Production keepers go further:

  • Mempool monitoring to beat other keepers to the same opportunity.
  • Private RPC submission (Flashbots-equivalent on Arbitrum) to avoid getting sniped.
  • Gas strategy that lands transactions reliably under congestion.
  • Sharded position monitoring to scale to thousands of open positions.
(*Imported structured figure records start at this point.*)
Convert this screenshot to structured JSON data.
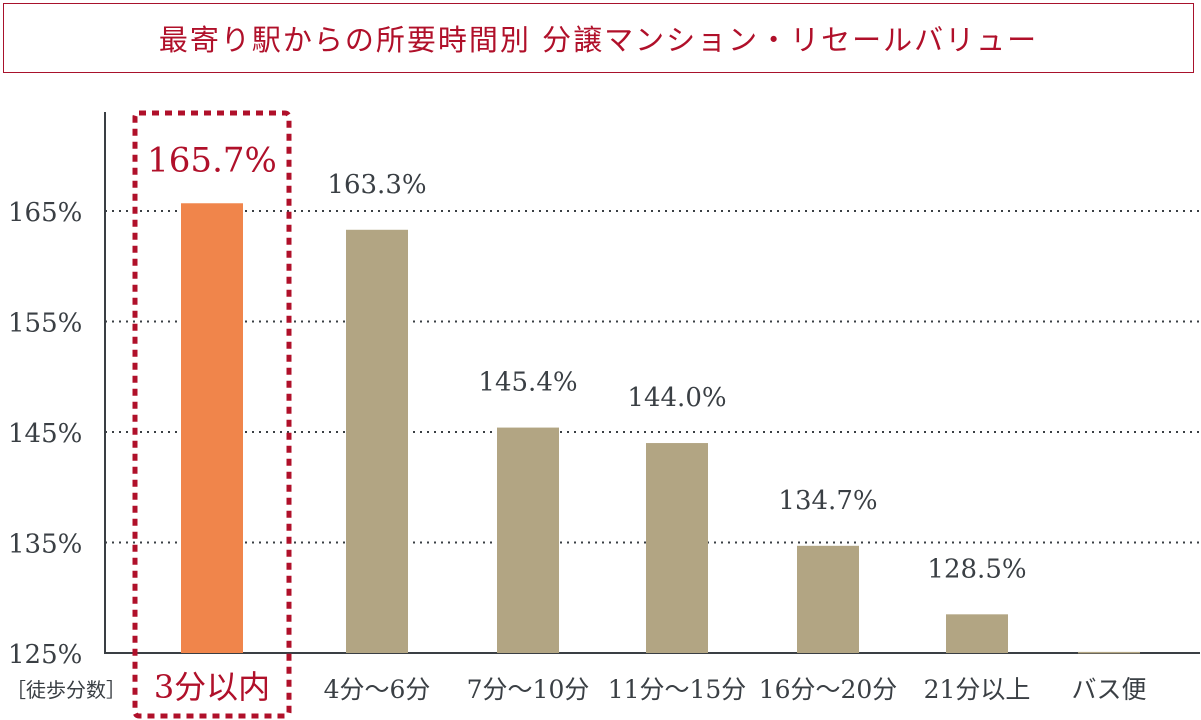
{
  "chart_data": {
    "type": "bar",
    "title": "最寄り駅からの所要時間別 分譲マンション・リセールバリュー",
    "xlabel": "［徒歩分数］",
    "ylabel": "",
    "ylim": [
      125,
      170
    ],
    "yticks": [
      125,
      135,
      145,
      155,
      165
    ],
    "ytick_labels": [
      "125%",
      "135%",
      "145%",
      "155%",
      "165%"
    ],
    "grid": "dotted horizontal",
    "categories": [
      "3分以内",
      "4分～6分",
      "7分～10分",
      "11分～15分",
      "16分～20分",
      "21分以上",
      "バス便"
    ],
    "values": [
      165.7,
      163.3,
      145.4,
      144.0,
      134.7,
      128.5,
      125.1
    ],
    "data_labels": [
      "165.7%",
      "163.3%",
      "145.4%",
      "144.0%",
      "134.7%",
      "128.5%",
      ""
    ],
    "highlight_index": 0,
    "colors": {
      "highlight": "#f0854b",
      "default": "#b2a583",
      "accent": "#b0102a",
      "axis": "#3a3f44"
    }
  }
}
The equilibrium is a handful of well-run keepers splitting the bounty pool. The protocol doesn't need to subsidise this - the bounty is the entire incentive.

Failure modes

  • No keeper picks up a position in time. Possible during extreme network congestion. The per-position bounty grows linearly with how far past the threshold the position has drifted, which pulls keepers in even at high gas.
  • Keepers collude to delay liquidation. The bounty is paid first-past-the-post; any single non-colluding keeper can break the cartel by submitting first.
  • A buggy keeper closes positions early. Can't happen. The on-chain liquidate() reverts if the threshold hasn't been hit.

What this means if you're a trader

You don't talk to keepers directly. What does matter:

  • The 88% threshold is enforced on-chain. A keeper trying to trigger early just gets a revert.
  • The actual liquidation doesn't happen exactly at 88% - there's a small lag while keepers race to submit. In practice that's usually a fraction of a basis point past the threshold.
  • The keeper bounty is part of the close cost, taken out of your buffer. See Liquidations.